Among the Republicans vying for the Senate seat is former state Senate President Rick Bennett, a one-time board member of the Maine Conservation Voters who won the group’s endorsement in his bids for state office.
“The national League of Conservation Voters is going to do a very thorough evaluation of all the candidates, because there are some interesting candidates who have filed in the Republican Party, too,” said MCV’s Drouin.
Drouin noted that the Maine Conservation Voters does not endorse in federal contests, although like all state groups it may advise the national-level League of Conservation Voters should it opt to back a candidate in the race.
“We will have to see what happens with that primary,” Drouin added. “I think Angus King is definitely someone they will consider, and they’ll certainly take … clean energy policies into strong consideration.”

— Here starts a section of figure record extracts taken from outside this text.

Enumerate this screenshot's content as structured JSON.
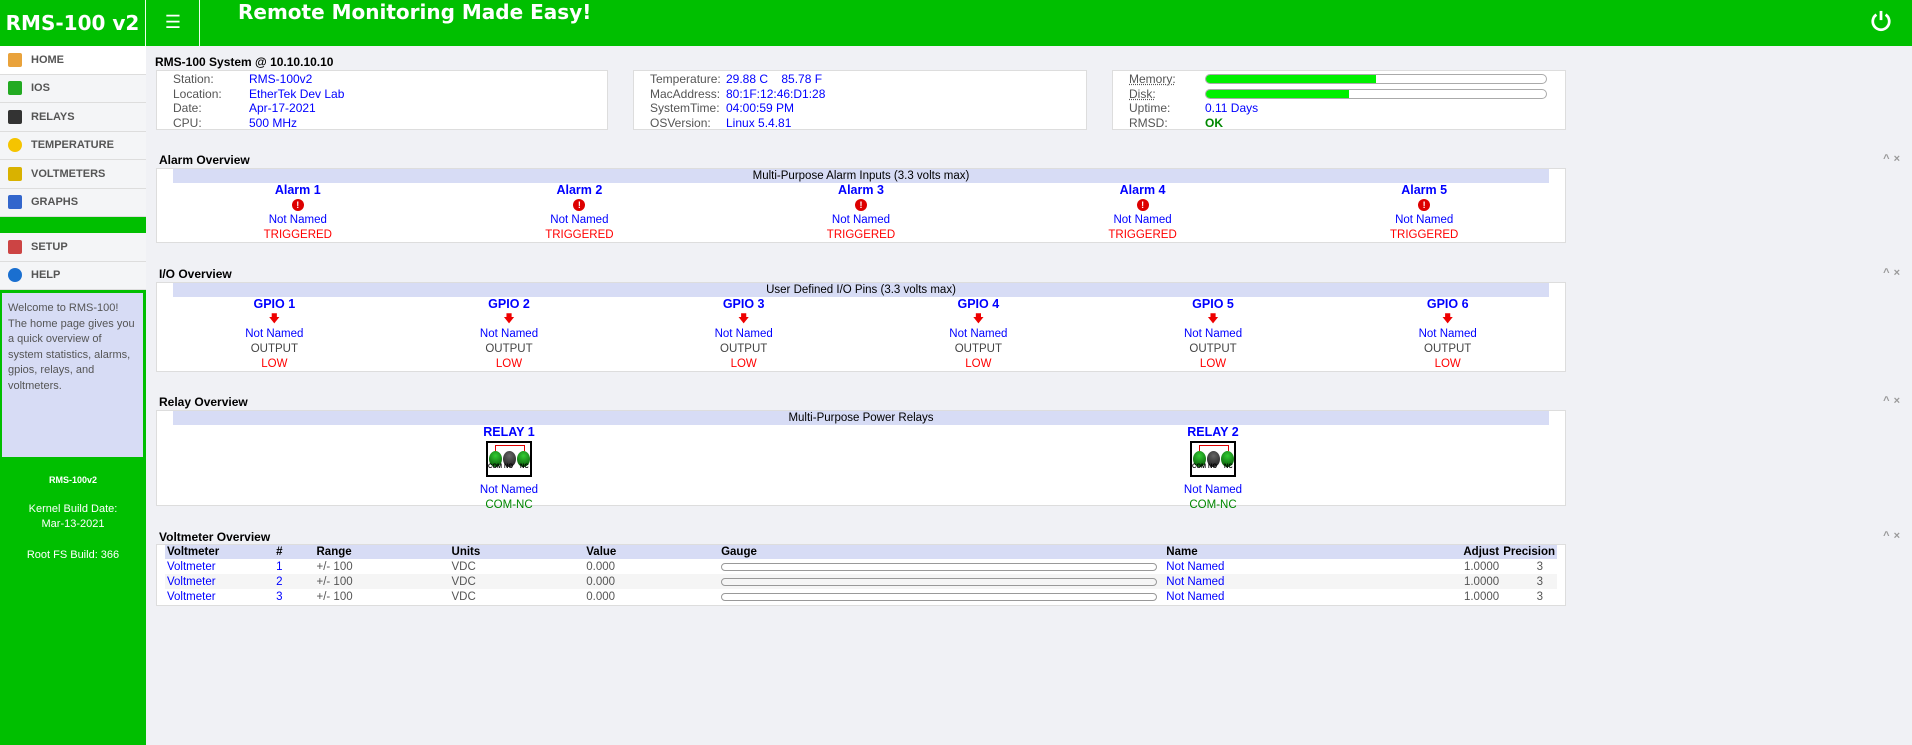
{
  "header": {
    "logo": "RMS-100 v2",
    "menu_icon": "hamburger-icon",
    "tagline": "Remote Monitoring Made Easy!",
    "power_icon": "power-icon"
  },
  "sidebar": {
    "items": [
      {
        "label": "HOME",
        "icon": "house-icon",
        "active": true
      },
      {
        "label": "IOS",
        "icon": "arrows-icon"
      },
      {
        "label": "RELAYS",
        "icon": "relay-icon"
      },
      {
        "label": "TEMPERATURE",
        "icon": "sun-icon"
      },
      {
        "label": "VOLTMETERS",
        "icon": "battery-icon"
      },
      {
        "label": "GRAPHS",
        "icon": "chart-icon"
      },
      {
        "label": "SETUP",
        "icon": "wrench-icon"
      },
      {
        "label": "HELP",
        "icon": "help-icon"
      }
    ],
    "welcome": "Welcome to RMS-100! The home page gives you a quick overview of system statistics, alarms, gpios, relays, and voltmeters.",
    "device": "RMS-100v2",
    "kernel_label": "Kernel Build Date:",
    "kernel_date": "Mar-13-2021",
    "rootfs": "Root FS Build: 366"
  },
  "system": {
    "title": "RMS-100 System @ 10.10.10.10",
    "box1": [
      {
        "k": "Station:",
        "v": "RMS-100v2"
      },
      {
        "k": "Location:",
        "v": "EtherTek Dev Lab"
      },
      {
        "k": "Date:",
        "v": "Apr-17-2021"
      },
      {
        "k": "CPU:",
        "v": "500 MHz"
      }
    ],
    "box2": [
      {
        "k": "Temperature:",
        "v": "29.88 C    85.78 F"
      },
      {
        "k": "MacAddress:",
        "v": "80:1F:12:46:D1:28"
      },
      {
        "k": "SystemTime:",
        "v": "04:00:59 PM"
      },
      {
        "k": "OSVersion:",
        "v": "Linux 5.4.81"
      }
    ],
    "memory_label": "Memory:",
    "memory_pct": 50,
    "disk_label": "Disk:",
    "disk_pct": 42,
    "uptime_label": "Uptime:",
    "uptime": "0.11 Days",
    "rmsd_label": "RMSD:",
    "rmsd": "OK"
  },
  "alarms": {
    "title": "Alarm Overview",
    "band": "Multi-Purpose Alarm Inputs (3.3 volts max)",
    "items": [
      {
        "name": "Alarm 1",
        "label": "Not Named",
        "state": "TRIGGERED"
      },
      {
        "name": "Alarm 2",
        "label": "Not Named",
        "state": "TRIGGERED"
      },
      {
        "name": "Alarm 3",
        "label": "Not Named",
        "state": "TRIGGERED"
      },
      {
        "name": "Alarm 4",
        "label": "Not Named",
        "state": "TRIGGERED"
      },
      {
        "name": "Alarm 5",
        "label": "Not Named",
        "state": "TRIGGERED"
      }
    ]
  },
  "io": {
    "title": "I/O Overview",
    "band": "User Defined I/O Pins (3.3 volts max)",
    "items": [
      {
        "name": "GPIO 1",
        "label": "Not Named",
        "mode": "OUTPUT",
        "state": "LOW"
      },
      {
        "name": "GPIO 2",
        "label": "Not Named",
        "mode": "OUTPUT",
        "state": "LOW"
      },
      {
        "name": "GPIO 3",
        "label": "Not Named",
        "mode": "OUTPUT",
        "state": "LOW"
      },
      {
        "name": "GPIO 4",
        "label": "Not Named",
        "mode": "OUTPUT",
        "state": "LOW"
      },
      {
        "name": "GPIO 5",
        "label": "Not Named",
        "mode": "OUTPUT",
        "state": "LOW"
      },
      {
        "name": "GPIO 6",
        "label": "Not Named",
        "mode": "OUTPUT",
        "state": "LOW"
      }
    ]
  },
  "relays": {
    "title": "Relay Overview",
    "band": "Multi-Purpose Power Relays",
    "terminals": [
      "COM",
      "NO",
      "NC"
    ],
    "items": [
      {
        "name": "RELAY 1",
        "label": "Not Named",
        "state": "COM-NC"
      },
      {
        "name": "RELAY 2",
        "label": "Not Named",
        "state": "COM-NC"
      }
    ]
  },
  "voltmeters": {
    "title": "Voltmeter Overview",
    "headers": [
      "Voltmeter",
      "#",
      "Range",
      "Units",
      "Value",
      "Gauge",
      "Name",
      "Adjust",
      "Precision"
    ],
    "rows": [
      {
        "name": "Voltmeter",
        "num": "1",
        "range": "+/- 100",
        "units": "VDC",
        "value": "0.000",
        "label": "Not Named",
        "adjust": "1.0000",
        "precision": "3"
      },
      {
        "name": "Voltmeter",
        "num": "2",
        "range": "+/- 100",
        "units": "VDC",
        "value": "0.000",
        "label": "Not Named",
        "adjust": "1.0000",
        "precision": "3"
      },
      {
        "name": "Voltmeter",
        "num": "3",
        "range": "+/- 100",
        "units": "VDC",
        "value": "0.000",
        "label": "Not Named",
        "adjust": "1.0000",
        "precision": "3"
      }
    ]
  },
  "panel_controls": {
    "collapse": "^",
    "close": "×"
  }
}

Other Republicans competing for the seat include Maine Secretary of State Charlie Summers; former Lisbon Falls Town Selectman Scott D’Amboise, a conservative who lost a 2006 bid to Rep. Mike Michaud (D-Maine); and state Sen. Deb Plowman. Majority party candidates had until yesterday afternoon to turn in the 2,000-signature petition required to gain access to the ballot.
Democrats who filed for the seat include former Secretary of State Matt Dunlap, state Sen. Cynthia Dill and state Rep. Jon Hinck.
More prominent Democrats, including Michaud and Rep. Chellie Pingree, as well as former Gov. John Baldacci, declined to seek the seat, an indication that national party leaders may be tacitly backing King — even though he endorsed George W. Bush for president in 2000 and has not said which party he will caucus with if he’s elected to the Senate.